The County Court of Victoria has amended its cost rule, Order 63A. For beneficiaries of scale costs (lawyers and successful litigants especially) this is good news.
There are two key changes.
The first is the axing of the County Court’s own stand-alone scale. Instead, the County Court Civil Procedure Rules now apply the Supreme Court’s scale but discounts it a uniform 20 per cent. Take, for example, the scale allowances for a solicitor’s time. Under the former County Court scale, a solicitor’s time was allowable at $277 per hour for attending a conference and $546 per half day instructing in Court.
That same solicitor’s time under the new County Court regime is now worth $296 per hour (ie 80 per cent of the Supreme Court rate of $370 per hour).
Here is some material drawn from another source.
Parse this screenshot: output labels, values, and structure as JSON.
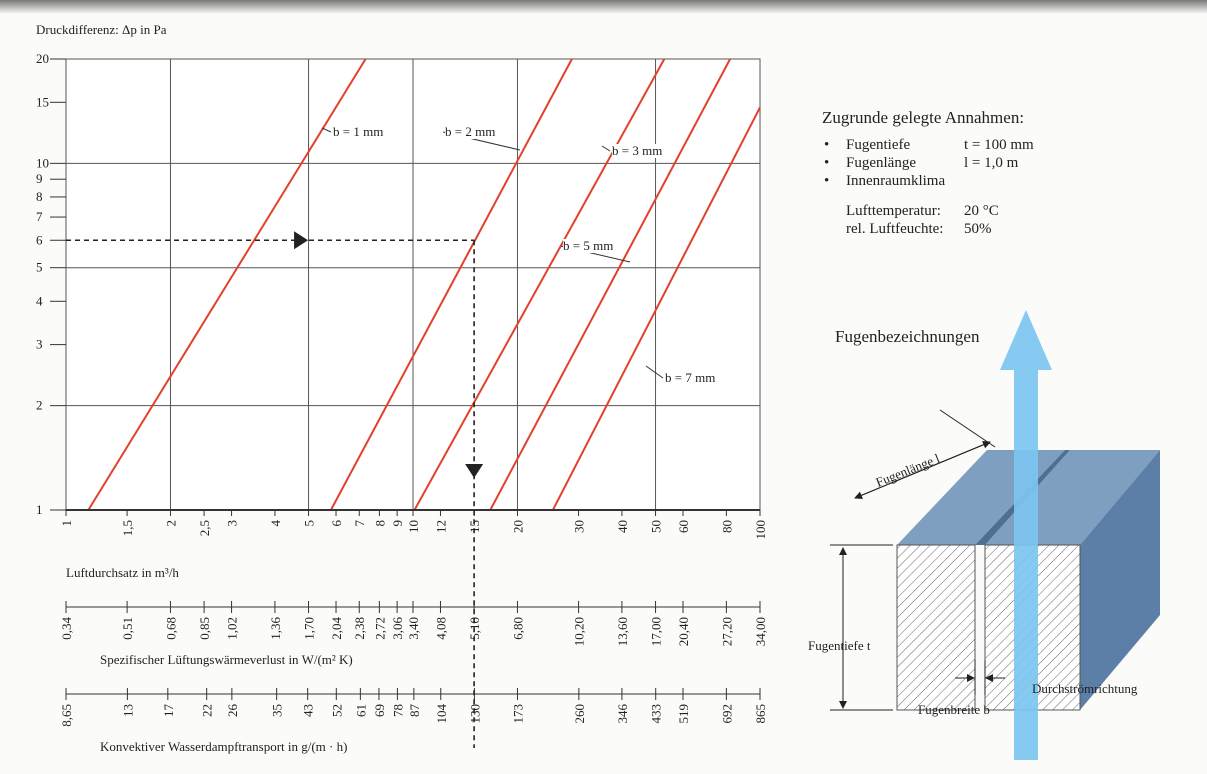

As is in the Supreme, costs are now claimable on an hourly basis and also in 6 minute units but the half day rate is gone.
The second key change is the end of ‘party and party costs’. The new default measure of costs is ‘standard basis’ (which is really ‘solicitor and client’ costs by another name). (Indemnity costs remain as the juicer alternative.) This change echoes the Supreme Court’s costs reforms of last year (as to which see my blog of the timehere).
Some other features of the new County Court costs regime:
Costs of pleading amendments (whether with or without leave) are now costs in the proceeding unless the Court otherwise orders (CCR 63A.17);
Similarly, costs of interlocutory applications will be costs in the proceeding absent an order to the contrary (CCR 63A 20.1) (Incidentally, this rule has no direct Supreme Court equivalent);
Interlocutory costs orders are payable “forthwith” (CCR 63A.03(2)) but unless the Court otherwise orders those costs may not be taxed until the entire proceeding is completed (CCR 63A 20.1). (This is like to have a glacial effect on the concept of “forthwith”).
The entire Order 63A continues to be ostensibly premised on the “County Court scale of costs” as if there was still such a document. But there simply isn’t. Instead CCR 1.13 gives legal force to the mirage by providing “’County Court scale of costs’ means a fee, charge or amount that is 80 per cent of the applicable rate set out in Appendix A to Chapter 1 of the Rules of the Supreme Court.”
The new rules and costs apply from 7 October 2014 irrespective of when the proceeding involved commenced (CCR 63A.83).